It was early on in our Sydney residence when my husband, Kevin, had an altercation with a bus driver. Kevin was holding up the line trying to stuff a bent paper bus pass into a ticket machine, and the driver lost his cool. “You gotta keep it in good nick, mate,” he snapped. Kevin turned to me in confusion. All I could do was shrug; I had no clue what the driver had just yelled. But then the man unleashed his pointer finger like an arrow from a quiver, and we read loud and clear the universal signal for “get the fuck out.”
In good nick gnawed at us for a few weeks until it appeared again while shopping for household items on Gumtree, the Australian equivalent of Craigslist. Amid the doonas and wardrobes, we found a tall boy (tall dresser) that said “Only a few years old. In good nick.” In this context the meaning was obvious: good nick means good condition.
In a country with so many parallels to the United States, the daily language puzzles are a rich source of amusement and cultural comparison. From the odd-at-first greeting “How y’going?” to the “too easy,” “no dramas” or “ta” you get after you pay the bill—not to mention all the differences in stress, accent and inflection—this creative new lexicon and all its subtleties could be a life-long adventure, even for a native English speaker.
Aussies don’t take a shower or a sick day; they have a shower and chuck a sickie. Though like Brits, they do take the piss (joke around). At Australian grocery stores, bell peppers become capsicums; arugula is rocket; cilantro transforms into coriander and cookies are biscuits—bikkies for short.
Take a scroll through the slideshow to learn some Aussie slang, and download the for more.

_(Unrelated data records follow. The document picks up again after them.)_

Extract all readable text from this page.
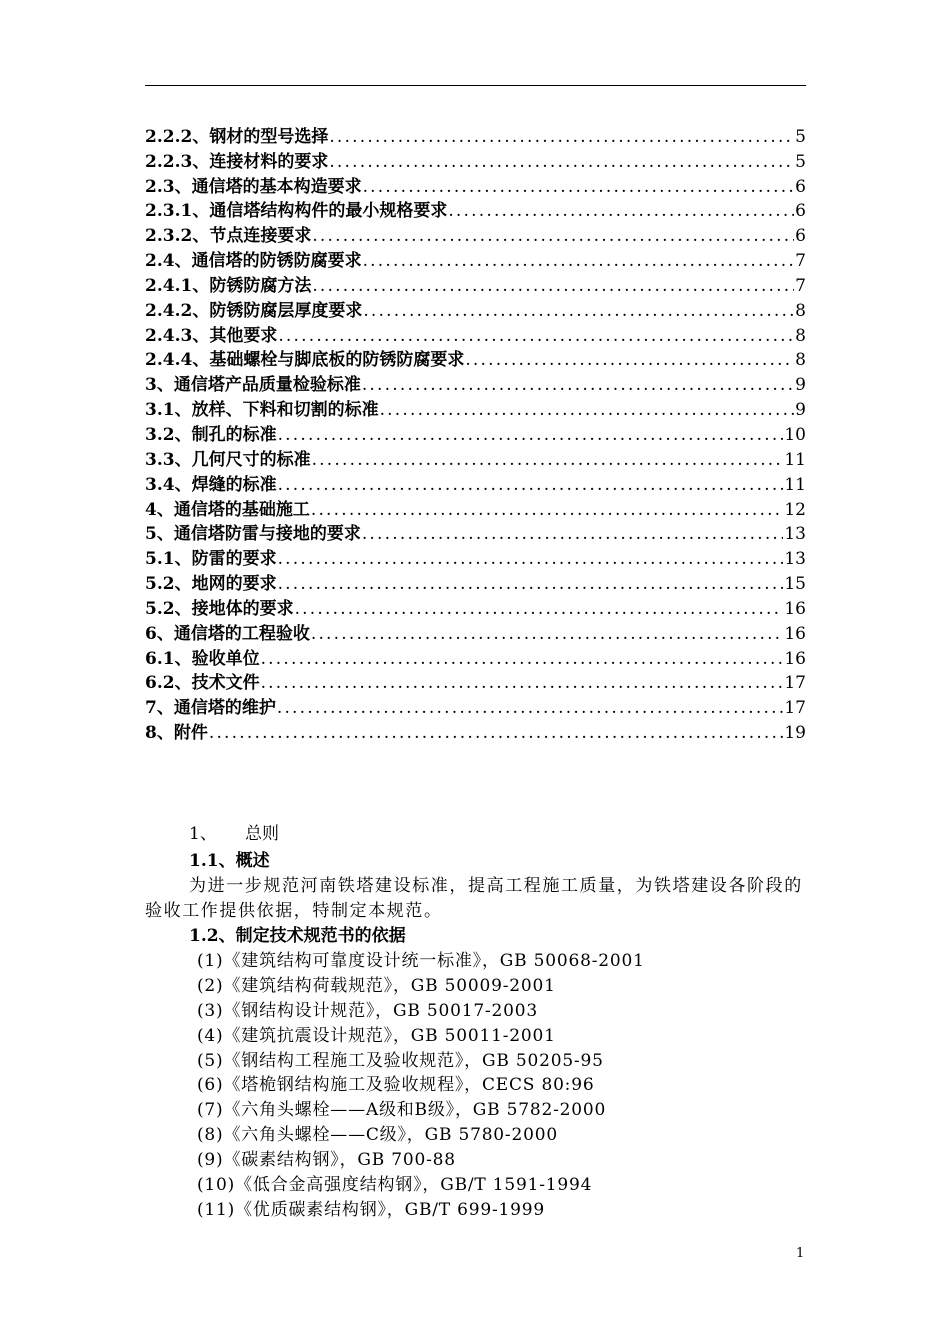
2.2.2、钢材的型号选择 .....	5
2.2.3、连接材料的要求 .....	5
2.3、通信塔的基本构造要求 .....	6
2.3.1、通信塔结构构件的最小规格要求 .....	6
2.3.2、节点连接要求 .....	6
2.4、通信塔的防锈防腐要求 .....	7
2.4.1、防锈防腐方法 .....	7
2.4.2、防锈防腐层厚度要求 .....	8
2.4.3、其他要求 .....	8
2.4.4、基础螺栓与脚底板的防锈防腐要求 .....	8
3、通信塔产品质量检验标准 .....	9
3.1、放样、下料和切割的标准 .....	9
3.2、制孔的标准 .....	10
3.3、几何尺寸的标准 .....	11
3.4、焊缝的标准 .....	11
4、通信塔的基础施工 .....	12
5、通信塔防雷与接地的要求 .....	13
5.1、防雷的要求 .....	13
5.2、地网的要求 .....	15
5.2、接地体的要求 .....	16
6、通信塔的工程验收 .....	16
6.1、验收单位 .....	16
6.2、技术文件 .....	17
7、通信塔的维护 .....	17
8、附件 .....	19
1、 总则
1.1、概述

为进一步规范河南铁塔建设标准，提高工程施工质量，为铁塔建设各阶段的验收工作提供依据，特制定本规范。

1.2、制定技术规范书的依据
(1)《建筑结构可靠度设计统一标准》，GB 50068-2001
(2)《建筑结构荷载规范》，GB 50009-2001
(3)《钢结构设计规范》，GB 50017-2003
(4)《建筑抗震设计规范》，GB 50011-2001
(5)《钢结构工程施工及验收规范》，GB 50205-95
(6)《塔桅钢结构施工及验收规程》，CECS 80:96
(7)《六角头螺栓——A级和B级》，GB 5782-2000
(8)《六角头螺栓——C级》，GB 5780-2000
(9)《碳素结构钢》，GB 700-88
(10)《低合金高强度结构钢》，GB/T 1591-1994
(11)《优质碳素结构钢》，GB/T 699-1999
1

The act of shortening words and adding the suffix -ie or -y is one of Australia’s greatest talents. Aussies—correctly pronounced with a “z” sound, like Ozzie Osbourne—eat brekkie before flying to Brissie for Chrissie despite the mozzies (eat breakfast before flying to Brisbane for Christmas despite the mosquitoes). Sometimes the suffix is an -o, especially for male names such as Tomo and Jono as well as professions including muso, garbo, and journo (musician, garbage collector, journalist). And then there are the -ers words such as preggers, chockers (chock-full) and Maccas (short for McDonalds and spelled like it’s pronounced). “It is with home-grown slang that Australia has really excelled,” says Dr. James Lambert, who has studied Australian slang for the past 25 years and edited multiple dictionaries on the subject. “It rivals the slang lexis of both Britain and America despite the inordinate gap in population sizes.”
Interestingly, the -ie ending doesn’t signify a “diminutive” as one might expect, Lambert says. “A brickie is merely a brick-layer, not a small brick-layer, a surfie a surfer…A postie is an ordinarily-sized postman or postwoman, and a derro is an ordinarily-sized derelict.”